Acoustic Flaw Detectors, also referred to as Ultrasonic Flaw Detectors, harness the power of high-frequency sound waves to scrutinise materials for internal defects. These waves traverse through the material and bounce back upon encountering internal irregularities such as voids, cracks, delaminations, or inclusions. Through meticulous analysis of these reflected waves, the detector can discern the location, size, and characteristics of flaws embedded within the material.

These detectors exhibit remarkable sensitivity, capable of identifying flaws like voids, cracks, and delaminations across a broad spectrum of materials, including metals, plastics, ceramics, and composites. Their inherent portability renders them invaluable for on-site inspections and maintenance undertakings in industries spanning aerospace, manufacturing, construction, and structural inspections, thereby ensuring the integrity and safety of critical components.

One standout instrument in this domain is the TQ-92 – Acoustic flaw detector. Tailored explicitly for flaw detection, this handheld device facilitates the detection of delaminations and other material defects through manual scanning of the inspection area. Its applications encompass non-destructive testing of bonded or laminated components employing Mechanical Impedance Analysis (MIA). The instrument finds utility in testing multilayered laminates, fibre-laminate materials, laminate-honeycomb bonding, laminate-metal bonding, metal-metal bonding, metal soldering, metal-felt metal brazing, hard and soft foams, as well as wood laminates.

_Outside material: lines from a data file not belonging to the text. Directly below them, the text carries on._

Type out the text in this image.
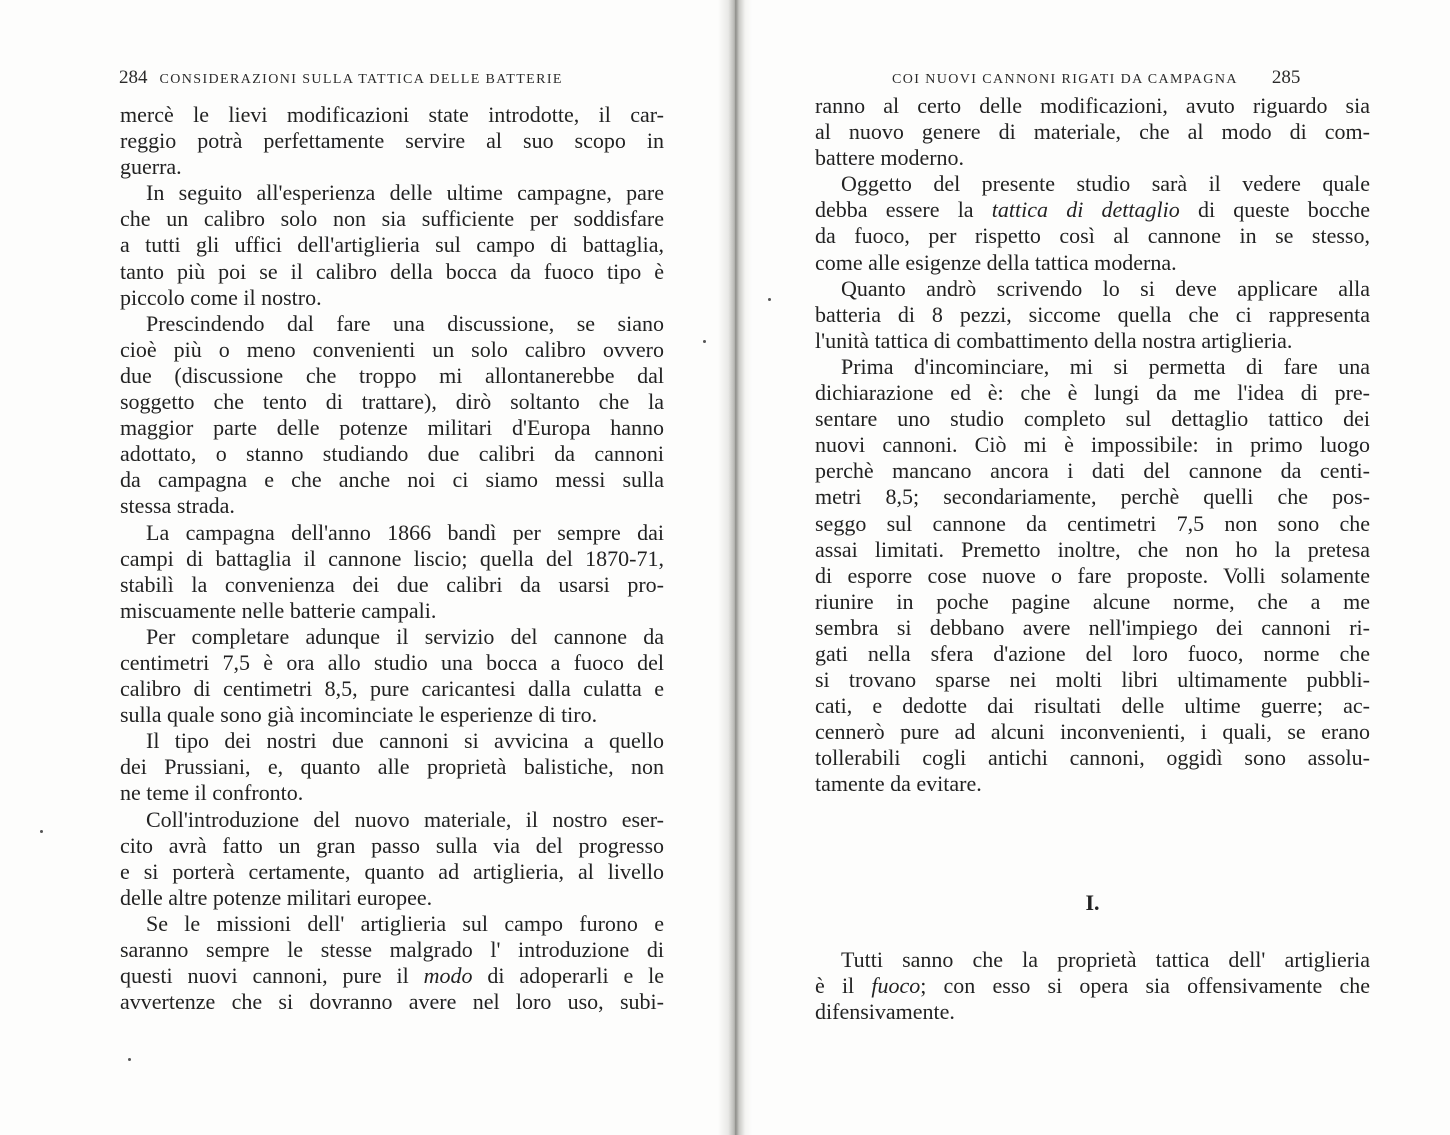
284 CONSIDERAZIONI SULLA TATTICA DELLE BATTERIE
mercè le lievi modificazioni state introdotte, il car-
reggio potrà perfettamente servire al suo scopo in
guerra.
In seguito all'esperienza delle ultime campagne, pare
che un calibro solo non sia sufficiente per soddisfare
a tutti gli uffici dell'artiglieria sul campo di battaglia,
tanto più poi se il calibro della bocca da fuoco tipo è
piccolo come il nostro.
Prescindendo dal fare una discussione, se siano
cioè più o meno convenienti un solo calibro ovvero
due (discussione che troppo mi allontanerebbe dal
soggetto che tento di trattare), dirò soltanto che la
maggior parte delle potenze militari d'Europa hanno
adottato, o stanno studiando due calibri da cannoni
da campagna e che anche noi ci siamo messi sulla
stessa strada.
La campagna dell'anno 1866 bandì per sempre dai
campi di battaglia il cannone liscio; quella del 1870-71,
stabilì la convenienza dei due calibri da usarsi pro-
miscuamente nelle batterie campali.
Per completare adunque il servizio del cannone da
centimetri 7,5 è ora allo studio una bocca a fuoco del
calibro di centimetri 8,5, pure caricantesi dalla culatta e
sulla quale sono già incominciate le esperienze di tiro.
Il tipo dei nostri due cannoni si avvicina a quello
dei Prussiani, e, quanto alle proprietà balistiche, non
ne teme il confronto.
Coll'introduzione del nuovo materiale, il nostro eser-
cito avrà fatto un gran passo sulla via del progresso
e si porterà certamente, quanto ad artiglieria, al livello
delle altre potenze militari europee.
Se le missioni dell' artiglieria sul campo furono e
saranno sempre le stesse malgrado l' introduzione di
questi nuovi cannoni, pure il modo di adoperarli e le
avvertenze che si dovranno avere nel loro uso, subi-
COI NUOVI CANNONI RIGATI DA CAMPAGNA 285
ranno al certo delle modificazioni, avuto riguardo sia
al nuovo genere di materiale, che al modo di com-
battere moderno.
Oggetto del presente studio sarà il vedere quale
debba essere la tattica di dettaglio di queste bocche
da fuoco, per rispetto così al cannone in se stesso,
come alle esigenze della tattica moderna.
Quanto andrò scrivendo lo si deve applicare alla
batteria di 8 pezzi, siccome quella che ci rappresenta
l'unità tattica di combattimento della nostra artiglieria.
Prima d'incominciare, mi si permetta di fare una
dichiarazione ed è: che è lungi da me l'idea di pre-
sentare uno studio completo sul dettaglio tattico dei
nuovi cannoni. Ciò mi è impossibile: in primo luogo
perchè mancano ancora i dati del cannone da centi-
metri 8,5; secondariamente, perchè quelli che pos-
seggo sul cannone da centimetri 7,5 non sono che
assai limitati. Premetto inoltre, che non ho la pretesa
di esporre cose nuove o fare proposte. Volli solamente
riunire in poche pagine alcune norme, che a me
sembra si debbano avere nell'impiego dei cannoni ri-
gati nella sfera d'azione del loro fuoco, norme che
si trovano sparse nei molti libri ultimamente pubbli-
cati, e dedotte dai risultati delle ultime guerre; ac-
cennerò pure ad alcuni inconvenienti, i quali, se erano
tollerabili cogli antichi cannoni, oggidì sono assolu-
tamente da evitare.
I.
Tutti sanno che la proprietà tattica dell' artiglieria
è il fuoco; con esso si opera sia offensivamente che
difensivamente.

Operational advantages of the TQ-92 include high detection capability and spatial resolution within an inspection range from 0.15 mm to 13 mm, an extra-light and compact electronic unit for comfortable fieldwork, dry coupling of the sensor eliminating the need for coupling liquid, and stable and reliable indications ensured by the constant pressure of the spring-loaded sensor. Additionally, its construction advantages encompass rapid start with minimal training required for new operators, easy calibration facilitated by automatic sensor calibration on the inspection object, stable and reliable operation on rough/uneven surfaces due to the spring-loaded sensor design, and availability of custom sensor design for specific material combinations.

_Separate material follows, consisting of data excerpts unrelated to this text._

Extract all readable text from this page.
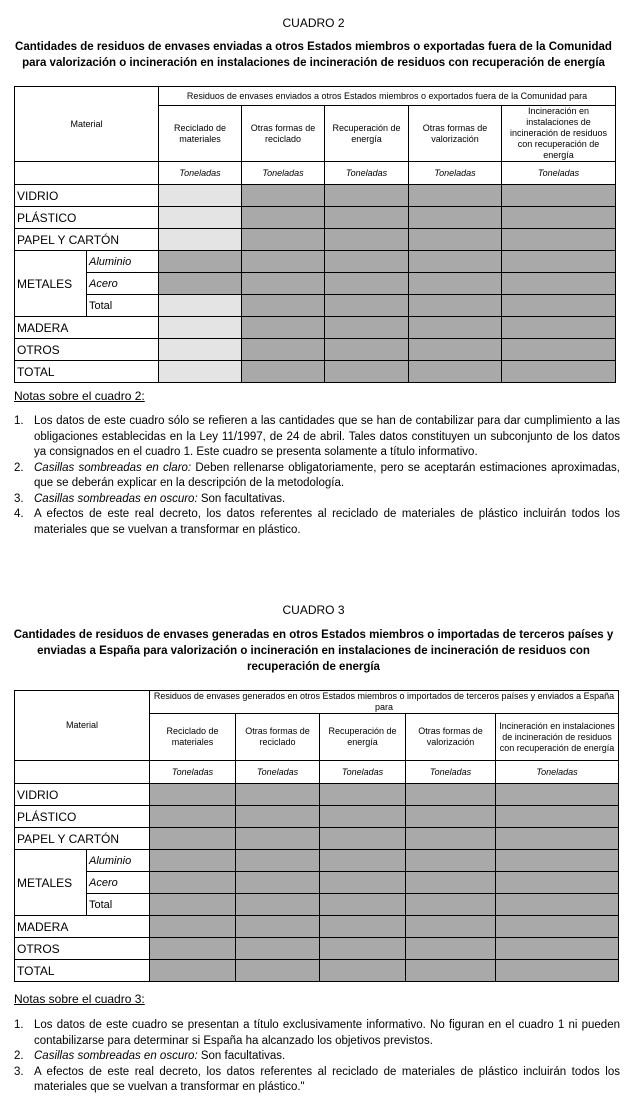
CUADRO 2
Cantidades de residuos de envases enviadas a otros Estados miembros o exportadas fuera de la Comunidad para valorización o incineración en instalaciones de incineración de residuos con recuperación de energía
Material		Residuos de envases enviados a otros Estados miembros o exportados fuera de la Comunidad para				
		Reciclado de materiales	Otras formas de reciclado	Recuperación de energía	Otras formas de valorización	Incineración en instalaciones de incineración de residuos con recuperación de energía
		Toneladas	Toneladas	Toneladas	Toneladas	Toneladas
VIDRIO						
PLÁSTICO						
PAPEL Y CARTÓN						
METALES	Aluminio					
	Acero					
	Total					
MADERA						
OTROS						
TOTAL						
Notas sobre el cuadro 2:
1. Los datos de este cuadro sólo se refieren a las cantidades que se han de contabilizar para dar cumplimiento a las obligaciones establecidas en la Ley 11/1997, de 24 de abril. Tales datos constituyen un subconjunto de los datos ya consignados en el cuadro 1. Este cuadro se presenta solamente a título informativo.
2. Casillas sombreadas en claro: Deben rellenarse obligatoriamente, pero se aceptarán estimaciones aproximadas, que se deberán explicar en la descripción de la metodología.
3. Casillas sombreadas en oscuro: Son facultativas.
4. A efectos de este real decreto, los datos referentes al reciclado de materiales de plástico incluirán todos los materiales que se vuelvan a transformar en plástico.
CUADRO 3
Cantidades de residuos de envases generadas en otros Estados miembros o importadas de terceros países y enviadas a España para valorización o incineración en instalaciones de incineración de residuos con recuperación de energía
Material		Residuos de envases generados en otros Estados miembros o importados de terceros países y enviados a España para				
		Reciclado de materiales	Otras formas de reciclado	Recuperación de energía	Otras formas de valorización	Incineración en instalaciones de incineración de residuos con recuperación de energía
		Toneladas	Toneladas	Toneladas	Toneladas	Toneladas
VIDRIO						
PLÁSTICO						
PAPEL Y CARTÓN						
METALES	Aluminio					
	Acero					
	Total					
MADERA						
OTROS						
TOTAL						
Notas sobre el cuadro 3:
1. Los datos de este cuadro se presentan a título exclusivamente informativo. No figuran en el cuadro 1 ni pueden contabilizarse para determinar si España ha alcanzado los objetivos previstos.
2. Casillas sombreadas en oscuro: Son facultativas.
3. A efectos de este real decreto, los datos referentes al reciclado de materiales de plástico incluirán todos los materiales que se vuelvan a transformar en plástico."
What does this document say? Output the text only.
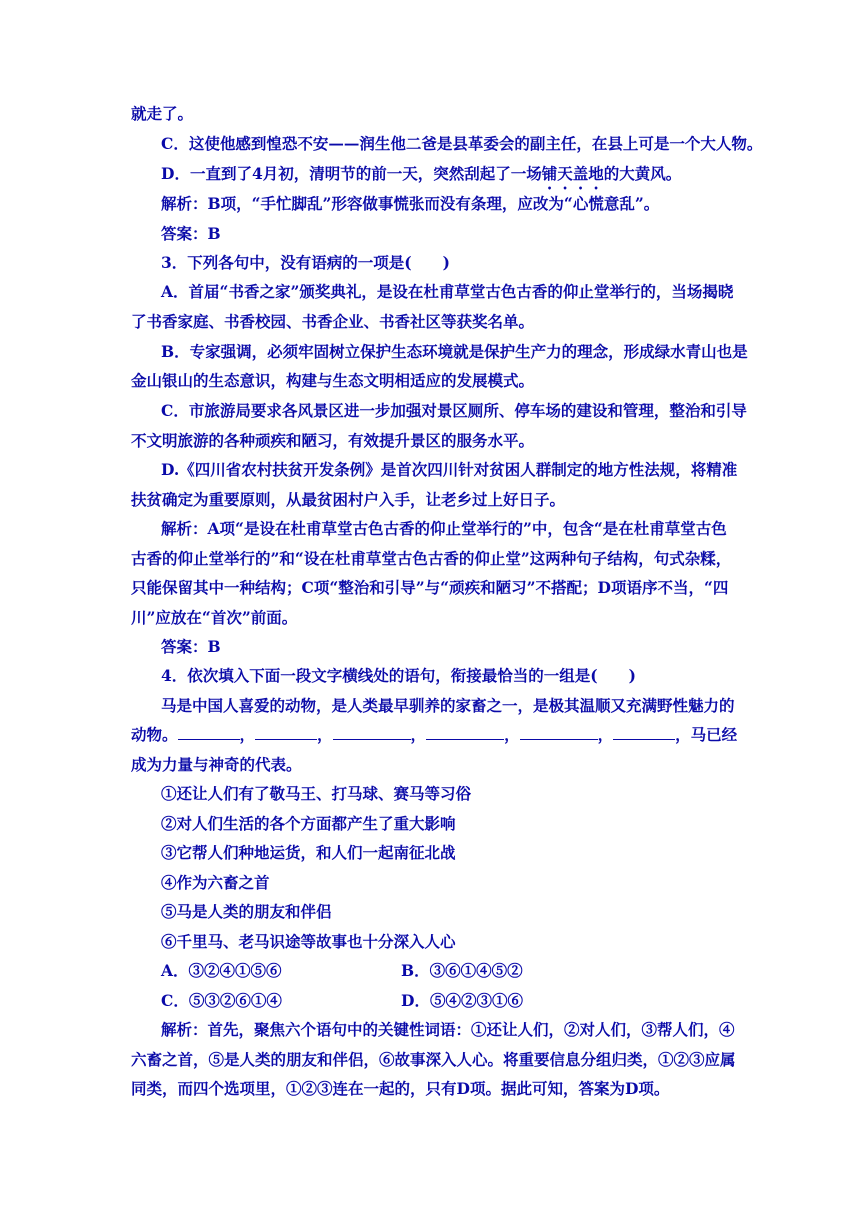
就走了。
C．这使他感到惶恐不安——润生他二爸是县革委会的副主任，在县上可是一个大人物。
D．一直到了4月初，清明节的前一天，突然刮起了一场铺天盖地的大黄风。
解析：B项，“手忙脚乱”形容做事慌张而没有条理，应改为“心慌意乱”。
答案：B
3．下列各句中，没有语病的一项是(　　)
A．首届“书香之家”颁奖典礼，是设在杜甫草堂古色古香的仰止堂举行的，当场揭晓
了书香家庭、书香校园、书香企业、书香社区等获奖名单。
B．专家强调，必须牢固树立保护生态环境就是保护生产力的理念，形成绿水青山也是
金山银山的生态意识，构建与生态文明相适应的发展模式。
C．市旅游局要求各风景区进一步加强对景区厕所、停车场的建设和管理，整治和引导
不文明旅游的各种顽疾和陋习，有效提升景区的服务水平。
D.《四川省农村扶贫开发条例》是首次四川针对贫困人群制定的地方性法规，将精准
扶贫确定为重要原则，从最贫困村户入手，让老乡过上好日子。
解析：A项“是设在杜甫草堂古色古香的仰止堂举行的”中，包含“是在杜甫草堂古色
古香的仰止堂举行的”和“设在杜甫草堂古色古香的仰止堂”这两种句子结构，句式杂糅，
只能保留其中一种结构；C项“整治和引导”与“顽疾和陋习”不搭配；D项语序不当，“四
川”应放在“首次”前面。
答案：B
4．依次填入下面一段文字横线处的语句，衔接最恰当的一组是(　　)
马是中国人喜爱的动物，是人类最早驯养的家畜之一，是极其温顺又充满野性魅力的
动物。	，	，	，	，	，	，马已经
成为力量与神奇的代表。
①还让人们有了敬马王、打马球、赛马等习俗
②对人们生活的各个方面都产生了重大影响
③它帮人们种地运货，和人们一起南征北战
④作为六畜之首
⑤马是人类的朋友和伴侣
⑥千里马、老马识途等故事也十分深入人心
A．③②④①⑤⑥	B．③⑥①④⑤②
C．⑤③②⑥①④	D．⑤④②③①⑥
解析：首先，聚焦六个语句中的关键性词语：①还让人们，②对人们，③帮人们，④
六畜之首，⑤是人类的朋友和伴侣，⑥故事深入人心。将重要信息分组归类，①②③应属
同类，而四个选项里，①②③连在一起的，只有D项。据此可知，答案为D项。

The TQ-92 also accounts for various sources of material defects, including impact damages by foreign objects, hail and lightning strikes, loss of strength caused by heat, thickness variations, and osmosis damages of fibreglass boats. By integrating cutting-edge technology with user-friendly design and robust construction, the TQ-92 stands as a beacon of excellence in the realm of acoustic flaw detection, enabling precise identification and characterisation of material defects to uphold the highest standards of safety and reliability in diverse industrial applications.

In conclusion, the use of portable NDT equipment like Magnetic Particle Flaw Detectors, Eddy-Current Flaw Detectors, and Acoustic Flaw Detectors is essential for maintaining the structural integrity of industrial components while minimising downtime and costs. These advanced tools offer a reliable means of flaw detection across a wide range of materials and industries. By combining the capabilities of these portable devices with skilled technicians trained in non-destructive testing techniques, industries can enhance safety standards, improve operational efficiency, and prolong the lifespan of critical assets.